Howe was powered by a two-cylinder, horizontal trunk steam engine that was rated at 1000 nominal horsepower; it used steam from eight fire-tube boilers to drive the single propeller shaft. The ship's engine was built by John Penn and Sons and it produced 4564 ihp during her sea trials on 1 June 1860 which gave her a maximum speed of 13.6 kn, albeit without masts or supplies.
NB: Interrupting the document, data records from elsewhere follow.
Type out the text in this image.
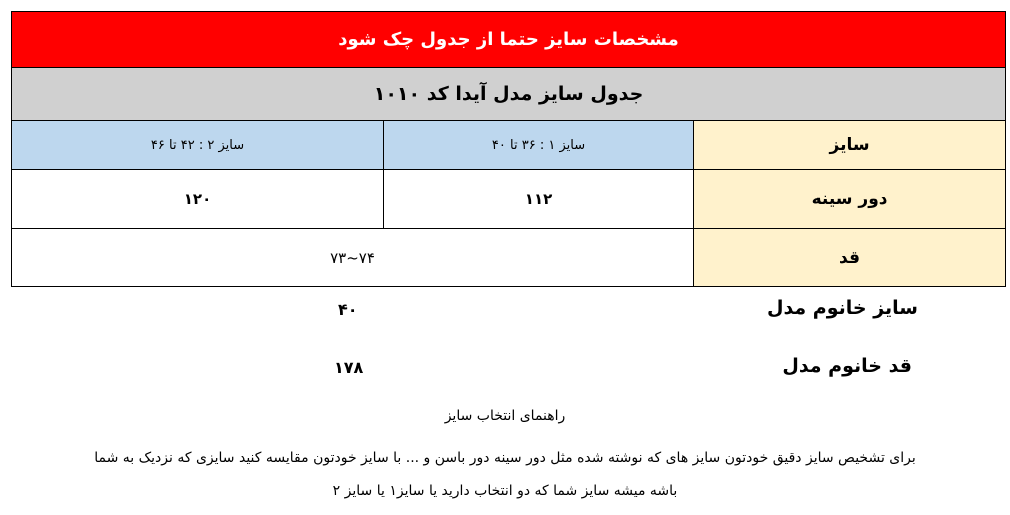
مشخصات سایز حتما از جدول چک شود		
جدول سایز مدل آیدا کد ۱۰۱۰		
سایز	سایز ۱ : ۳۶ تا ۴۰	سایز ۲ : ۴۲ تا ۴۶
دور سینه	۱۱۲	۱۲۰
قد	۷۴~۷۳	
سایز خانوم مدل
۴۰
قد خانوم مدل
۱۷۸
راهنمای انتخاب سایز
برای تشخیص سایز دقیق خودتون سایز های که نوشته شده مثل دور سینه دور باسن و ... با سایز خودتون مقایسه کنید سایزی که نزدیک به شما
باشه میشه سایز شما که دو انتخاب دارید یا سایز۱ یا سایز ۲
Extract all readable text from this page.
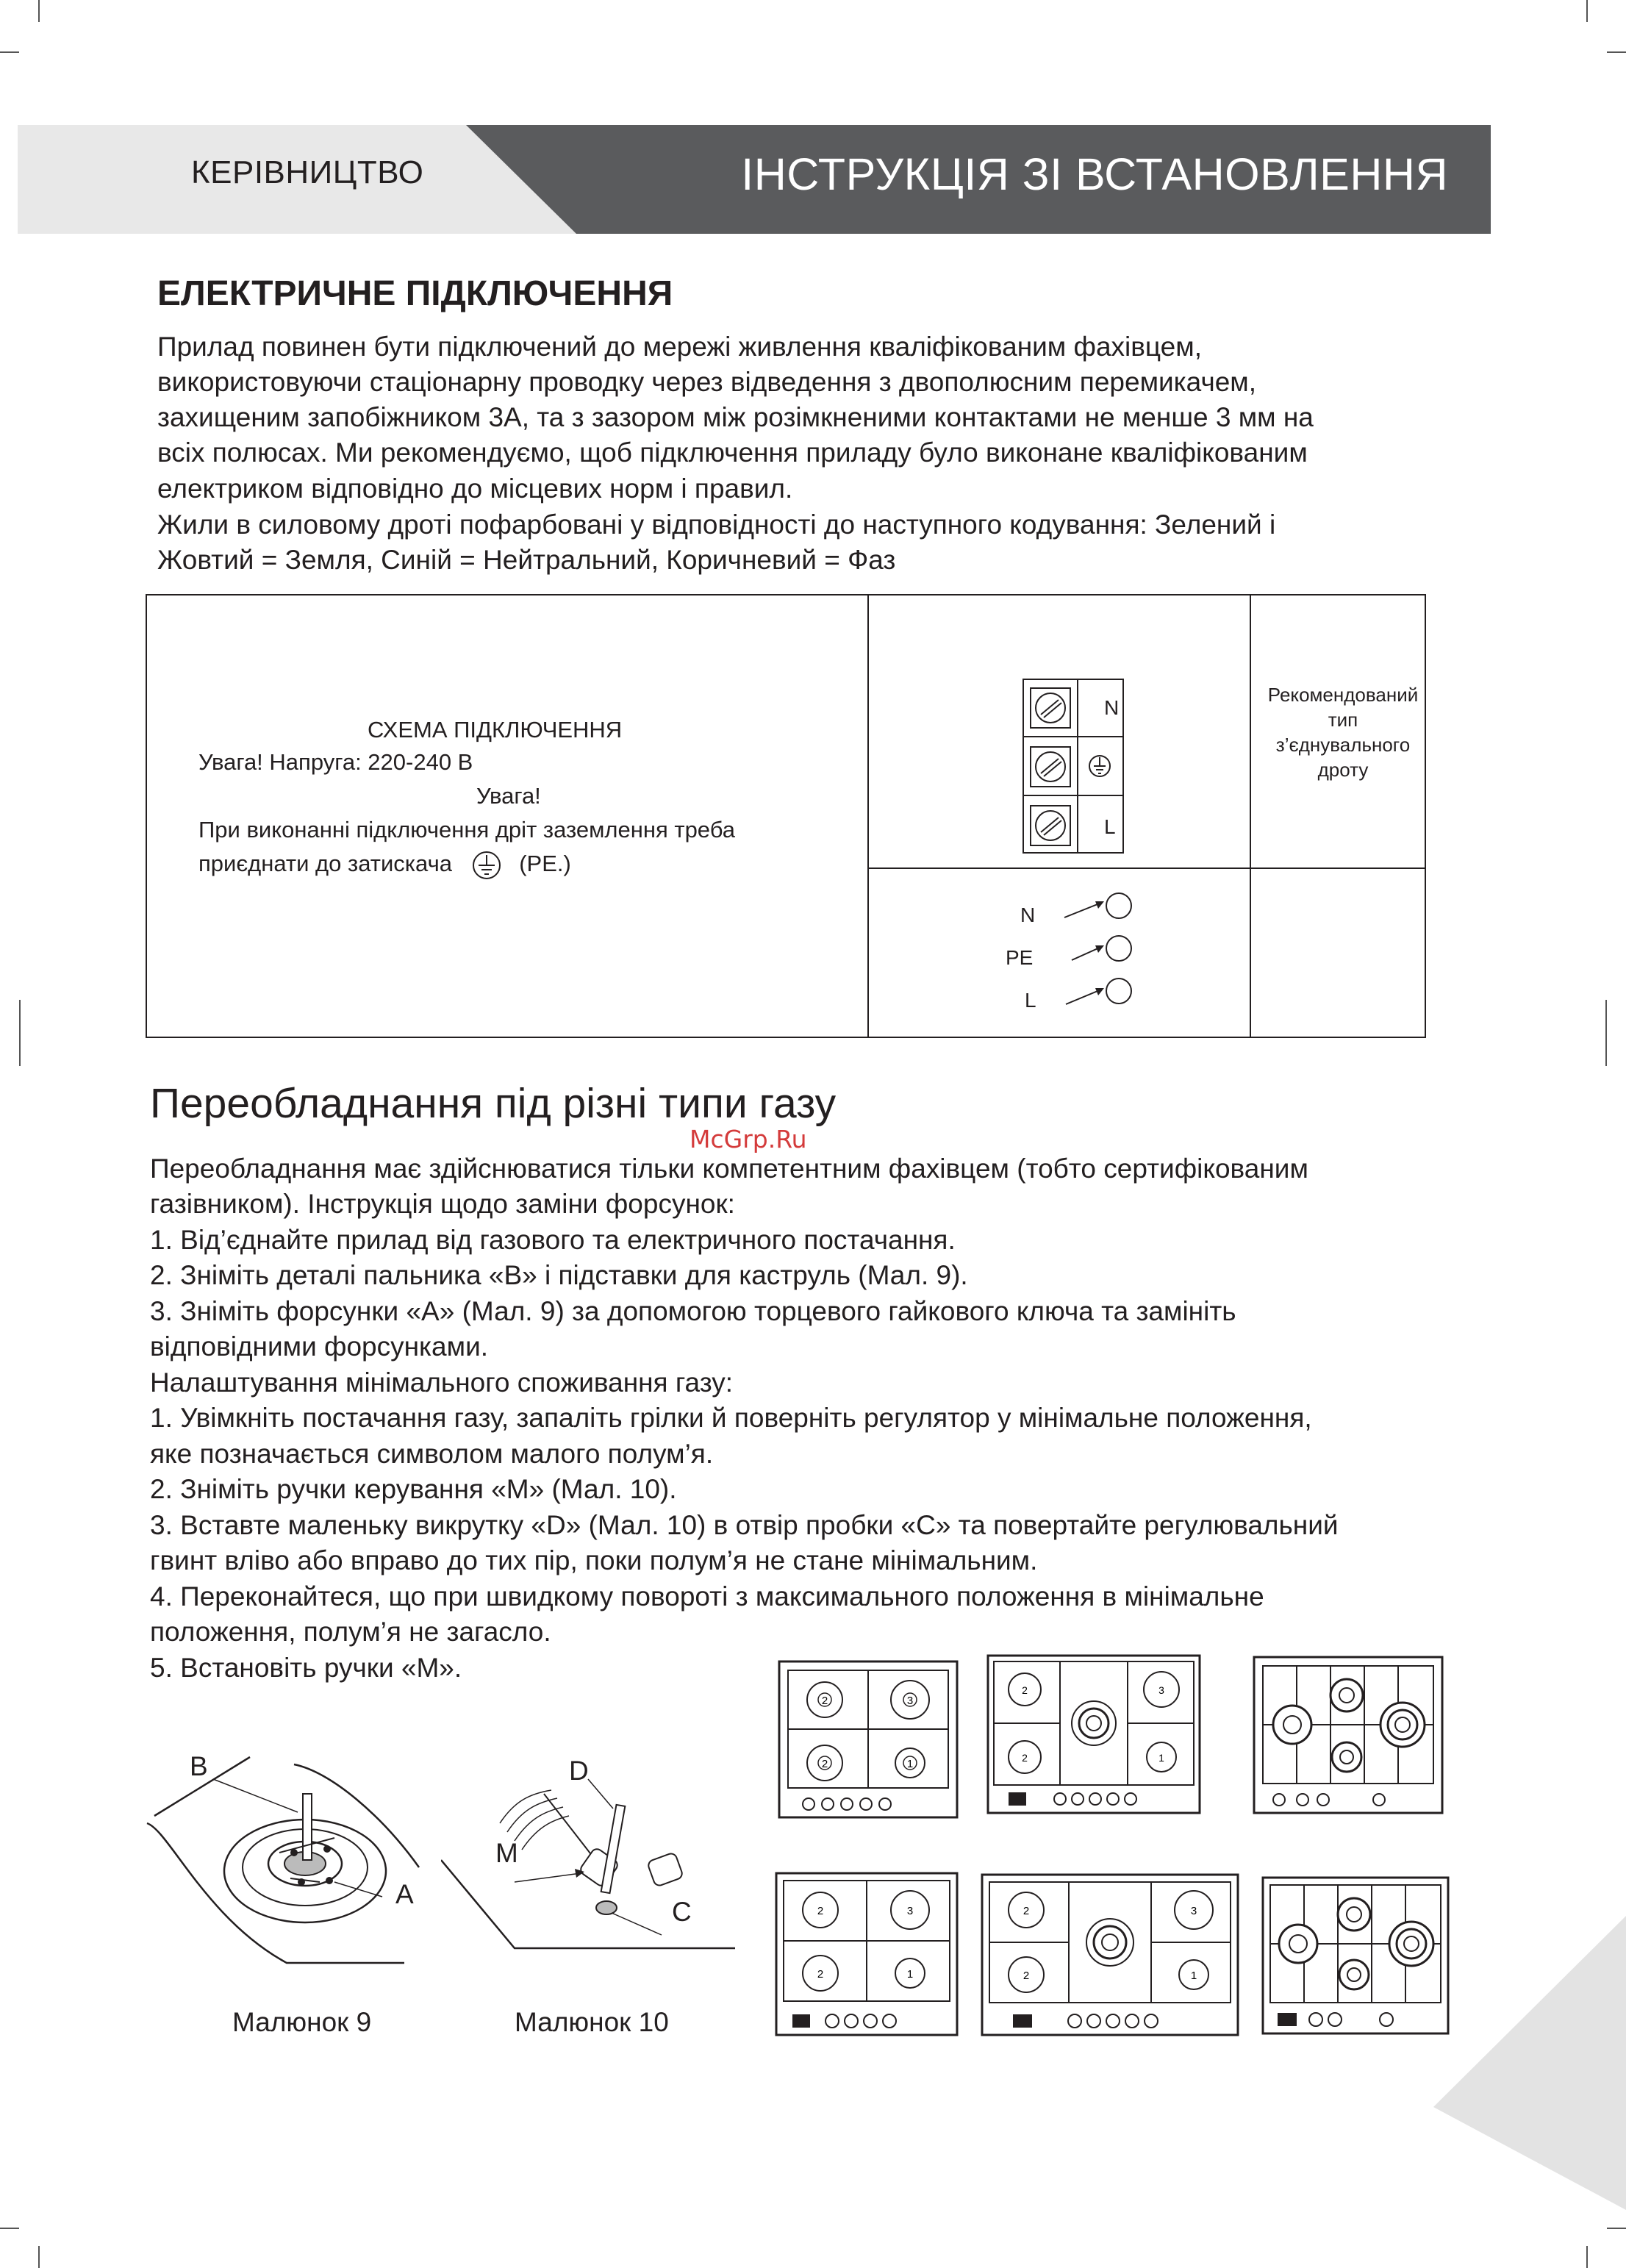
КЕРІВНИЦТВО	ІНСТРУКЦІЯ ЗІ ВСТАНОВЛЕННЯ
ЕЛЕКТРИЧНЕ ПІДКЛЮЧЕННЯ
Прилад повинен бути підключений до мережі живлення кваліфікованим фахівцем,
використовуючи стаціонарну проводку через відведення з двополюсним перемикачем,
захищеним запобіжником 3А, та з зазором між розімкненими контактами не менше 3 мм на
всіх полюсах. Ми рекомендуємо, щоб підключення приладу було виконане кваліфікованим
електриком відповідно до місцевих норм і правил.
Жили в силовому дроті пофарбовані у відповідності до наступного кодування: Зелений і
Жовтий = Земля, Синій = Нейтральний, Коричневий = Фаз
СХЕМА ПІДКЛЮЧЕННЯ
Увага! Напруга: 220-240 В
Увага!
При виконанні підключення дріт заземлення треба
приєднати до затискача	(PE.)
N
L
N
PE
L
Рекомендований
тип
з’єднувального
дроту
Переобладнання під різні типи газу
McGrp.Ru
Переобладнання має здійснюватися тільки компетентним фахівцем (тобто сертифікованим
газівником). Інструкція щодо заміни форсунок:
1. Від’єднайте прилад від газового та електричного постачання.
2. Зніміть деталі пальника «B» і підставки для каструль (Мал. 9).
3. Зніміть форсунки «A» (Мал. 9) за допомогою торцевого гайкового ключа та замініть
відповідними форсунками.
Налаштування мінімального споживання газу:
1. Увімкніть постачання газу, запаліть грілки й поверніть регулятор у мінімальне положення,
яке позначається символом малого полум’я.
2. Зніміть ручки керування «M» (Мал. 10).
3. Вставте маленьку викрутку «D» (Мал. 10) в отвір пробки «C» та повертайте регулювальний
гвинт вліво або вправо до тих пір, поки полум’я не стане мінімальним.
4. Переконайтеся, що при швидкому повороті з максимального положення в мінімальне
положення, полум’я не загасло.
5. Встановіть ручки «M».
B
A
Малюнок 9
D
M
C
Малюнок 10
2	3
2	1
2	3
2	1
2	3
2	1
2	3
2	1
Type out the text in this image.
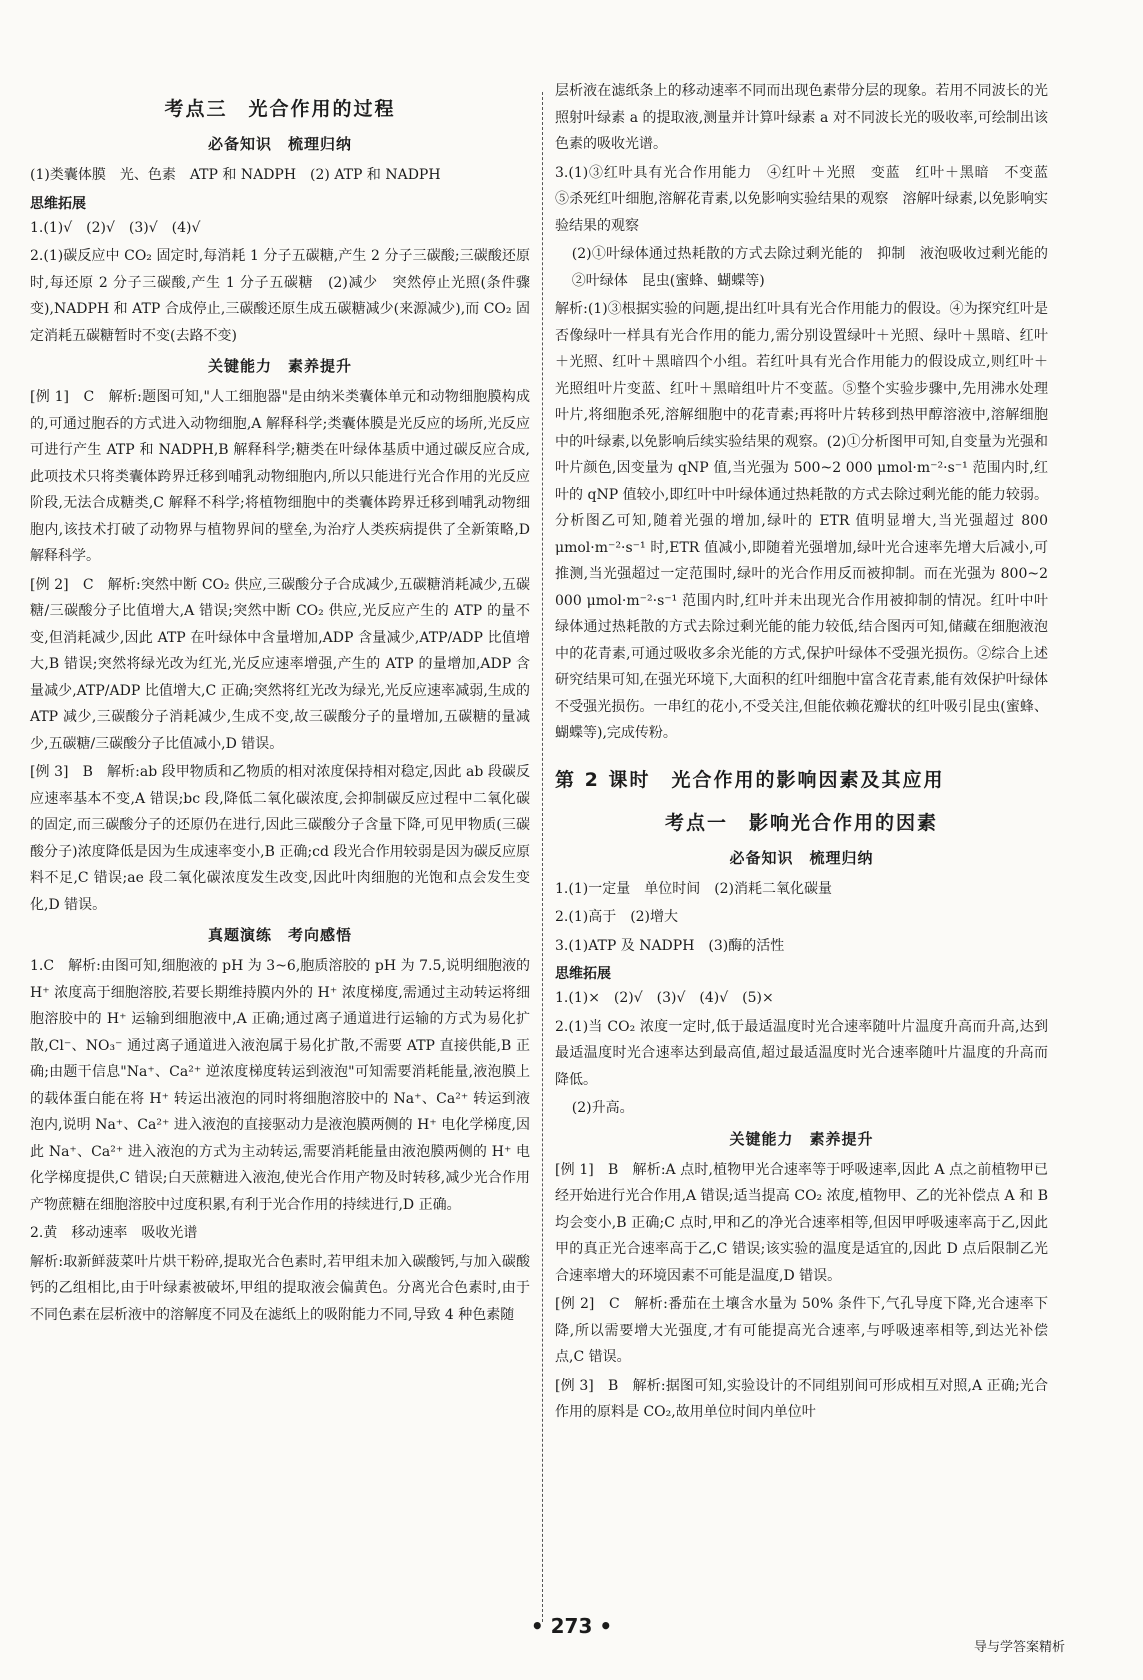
考点三　光合作用的过程
必备知识　梳理归纳

(1)类囊体膜　光、色素　ATP 和 NADPH　(2) ATP 和 NADPH

思维拓展

1.(1)√　(2)√　(3)√　(4)√

2.(1)碳反应中 CO₂ 固定时,每消耗 1 分子五碳糖,产生 2 分子三碳酸;三碳酸还原时,每还原 2 分子三碳酸,产生 1 分子五碳糖　(2)减少　突然停止光照(条件骤变),NADPH 和 ATP 合成停止,三碳酸还原生成五碳糖减少(来源减少),而 CO₂ 固定消耗五碳糖暂时不变(去路不变)

关键能力　素养提升

[例 1]　C　解析:题图可知,"人工细胞器"是由纳米类囊体单元和动物细胞膜构成的,可通过胞吞的方式进入动物细胞,A 解释科学;类囊体膜是光反应的场所,光反应可进行产生 ATP 和 NADPH,B 解释科学;糖类在叶绿体基质中通过碳反应合成,此项技术只将类囊体跨界迁移到哺乳动物细胞内,所以只能进行光合作用的光反应阶段,无法合成糖类,C 解释不科学;将植物细胞中的类囊体跨界迁移到哺乳动物细胞内,该技术打破了动物界与植物界间的壁垒,为治疗人类疾病提供了全新策略,D 解释科学。

[例 2]　C　解析:突然中断 CO₂ 供应,三碳酸分子合成减少,五碳糖消耗减少,五碳糖/三碳酸分子比值增大,A 错误;突然中断 CO₂ 供应,光反应产生的 ATP 的量不变,但消耗减少,因此 ATP 在叶绿体中含量增加,ADP 含量减少,ATP/ADP 比值增大,B 错误;突然将绿光改为红光,光反应速率增强,产生的 ATP 的量增加,ADP 含量减少,ATP/ADP 比值增大,C 正确;突然将红光改为绿光,光反应速率减弱,生成的 ATP 减少,三碳酸分子消耗减少,生成不变,故三碳酸分子的量增加,五碳糖的量减少,五碳糖/三碳酸分子比值减小,D 错误。

[例 3]　B　解析:ab 段甲物质和乙物质的相对浓度保持相对稳定,因此 ab 段碳反应速率基本不变,A 错误;bc 段,降低二氧化碳浓度,会抑制碳反应过程中二氧化碳的固定,而三碳酸分子的还原仍在进行,因此三碳酸分子含量下降,可见甲物质(三碳酸分子)浓度降低是因为生成速率变小,B 正确;cd 段光合作用较弱是因为碳反应原料不足,C 错误;ae 段二氧化碳浓度发生改变,因此叶肉细胞的光饱和点会发生变化,D 错误。

真题演练　考向感悟

1.C　解析:由图可知,细胞液的 pH 为 3~6,胞质溶胶的 pH 为 7.5,说明细胞液的 H⁺ 浓度高于细胞溶胶,若要长期维持膜内外的 H⁺ 浓度梯度,需通过主动转运将细胞溶胶中的 H⁺ 运输到细胞液中,A 正确;通过离子通道进行运输的方式为易化扩散,Cl⁻、NO₃⁻ 通过离子通道进入液泡属于易化扩散,不需要 ATP 直接供能,B 正确;由题干信息"Na⁺、Ca²⁺ 逆浓度梯度转运到液泡"可知需要消耗能量,液泡膜上的载体蛋白能在将 H⁺ 转运出液泡的同时将细胞溶胶中的 Na⁺、Ca²⁺ 转运到液泡内,说明 Na⁺、Ca²⁺ 进入液泡的直接驱动力是液泡膜两侧的 H⁺ 电化学梯度,因此 Na⁺、Ca²⁺ 进入液泡的方式为主动转运,需要消耗能量由液泡膜两侧的 H⁺ 电化学梯度提供,C 错误;白天蔗糖进入液泡,使光合作用产物及时转移,减少光合作用产物蔗糖在细胞溶胶中过度积累,有利于光合作用的持续进行,D 正确。

2.黄　移动速率　吸收光谱

解析:取新鲜菠菜叶片烘干粉碎,提取光合色素时,若甲组未加入碳酸钙,与加入碳酸钙的乙组相比,由于叶绿素被破坏,甲组的提取液会偏黄色。分离光合色素时,由于不同色素在层析液中的溶解度不同及在滤纸上的吸附能力不同,导致 4 种色素随

层析液在滤纸条上的移动速率不同而出现色素带分层的现象。若用不同波长的光照射叶绿素 a 的提取液,测量并计算叶绿素 a 对不同波长光的吸收率,可绘制出该色素的吸收光谱。

3.(1)③红叶具有光合作用能力　④红叶＋光照　变蓝　红叶＋黑暗　不变蓝　⑤杀死红叶细胞,溶解花青素,以免影响实验结果的观察　溶解叶绿素,以免影响实验结果的观察

(2)①叶绿体通过热耗散的方式去除过剩光能的　抑制　液泡吸收过剩光能的　②叶绿体　昆虫(蜜蜂、蝴蝶等)

解析:(1)③根据实验的问题,提出红叶具有光合作用能力的假设。④为探究红叶是否像绿叶一样具有光合作用的能力,需分别设置绿叶＋光照、绿叶＋黑暗、红叶＋光照、红叶＋黑暗四个小组。若红叶具有光合作用能力的假设成立,则红叶＋光照组叶片变蓝、红叶＋黑暗组叶片不变蓝。⑤整个实验步骤中,先用沸水处理叶片,将细胞杀死,溶解细胞中的花青素;再将叶片转移到热甲醇溶液中,溶解细胞中的叶绿素,以免影响后续实验结果的观察。(2)①分析图甲可知,自变量为光强和叶片颜色,因变量为 qNP 值,当光强为 500~2 000 μmol·m⁻²·s⁻¹ 范围内时,红叶的 qNP 值较小,即红叶中叶绿体通过热耗散的方式去除过剩光能的能力较弱。分析图乙可知,随着光强的增加,绿叶的 ETR 值明显增大,当光强超过 800 μmol·m⁻²·s⁻¹ 时,ETR 值减小,即随着光强增加,绿叶光合速率先增大后减小,可推测,当光强超过一定范围时,绿叶的光合作用反而被抑制。而在光强为 800~2 000 μmol·m⁻²·s⁻¹ 范围内时,红叶并未出现光合作用被抑制的情况。红叶中叶绿体通过热耗散的方式去除过剩光能的能力较低,结合图丙可知,储藏在细胞液泡中的花青素,可通过吸收多余光能的方式,保护叶绿体不受强光损伤。②综合上述研究结果可知,在强光环境下,大面积的红叶细胞中富含花青素,能有效保护叶绿体不受强光损伤。一串红的花小,不受关注,但能依赖花瓣状的红叶吸引昆虫(蜜蜂、蝴蝶等),完成传粉。

第 2 课时　光合作用的影响因素及其应用
考点一　影响光合作用的因素
必备知识　梳理归纳

1.(1)一定量　单位时间　(2)消耗二氧化碳量

2.(1)高于　(2)增大

3.(1)ATP 及 NADPH　(3)酶的活性

思维拓展

1.(1)×　(2)√　(3)√　(4)√　(5)×

2.(1)当 CO₂ 浓度一定时,低于最适温度时光合速率随叶片温度升高而升高,达到最适温度时光合速率达到最高值,超过最适温度时光合速率随叶片温度的升高而降低。

(2)升高。

关键能力　素养提升

[例 1]　B　解析:A 点时,植物甲光合速率等于呼吸速率,因此 A 点之前植物甲已经开始进行光合作用,A 错误;适当提高 CO₂ 浓度,植物甲、乙的光补偿点 A 和 B 均会变小,B 正确;C 点时,甲和乙的净光合速率相等,但因甲呼吸速率高于乙,因此甲的真正光合速率高于乙,C 错误;该实验的温度是适宜的,因此 D 点后限制乙光合速率增大的环境因素不可能是温度,D 错误。

[例 2]　C　解析:番茄在土壤含水量为 50% 条件下,气孔导度下降,光合速率下降,所以需要增大光强度,才有可能提高光合速率,与呼吸速率相等,到达光补偿点,C 错误。

[例 3]　B　解析:据图可知,实验设计的不同组别间可形成相互对照,A 正确;光合作用的原料是 CO₂,故用单位时间内单位叶

• 273 •
导与学答案精析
The Victoria-class ships were unique in the RN as the only steam battleships with boiler rooms fore and aft of the engine room. Each boiler room was fitted with a funnel that could be retracted to reduce drag when under sail.

==Construction and career==
Howe was ordered on 3 April 1854 without a name and named after Richard Howe, 1st Earl Howe on 6 January 1855. She was the third ship of her name to serve in the RN. The ship was laid down on 10 March 1856 at HM Dockyard, Pembroke, and launched on 7 March 1860. She was commissioned by Captain Frederick Kerr on 3 May as the flagship of Vice-Admiral Houston Stewart, commander of the reserve fleet at Plymouth. Howe was completed on 16 August and was never served on active duty for her entire career.

The ship was renamed Bulwark on 3 December 1885 to release her name for a new ironclad battleship. She was renamed Impregnable on 27 September 1886 when she replaced the old second rate as the boys' training ship in Devonport. Captain Robert Harris assumed command in September 1889. Captain Lionel Halsey was appointed to the ship in April 1908 as the flag captain for Admiral Sir Wilmot Fawkes, Commander-in-Chief, Plymouth. Impregnable continued to serve as the flagship for the C-in-C, Plymouth, through the tenures of Admirals William May and George Egerton.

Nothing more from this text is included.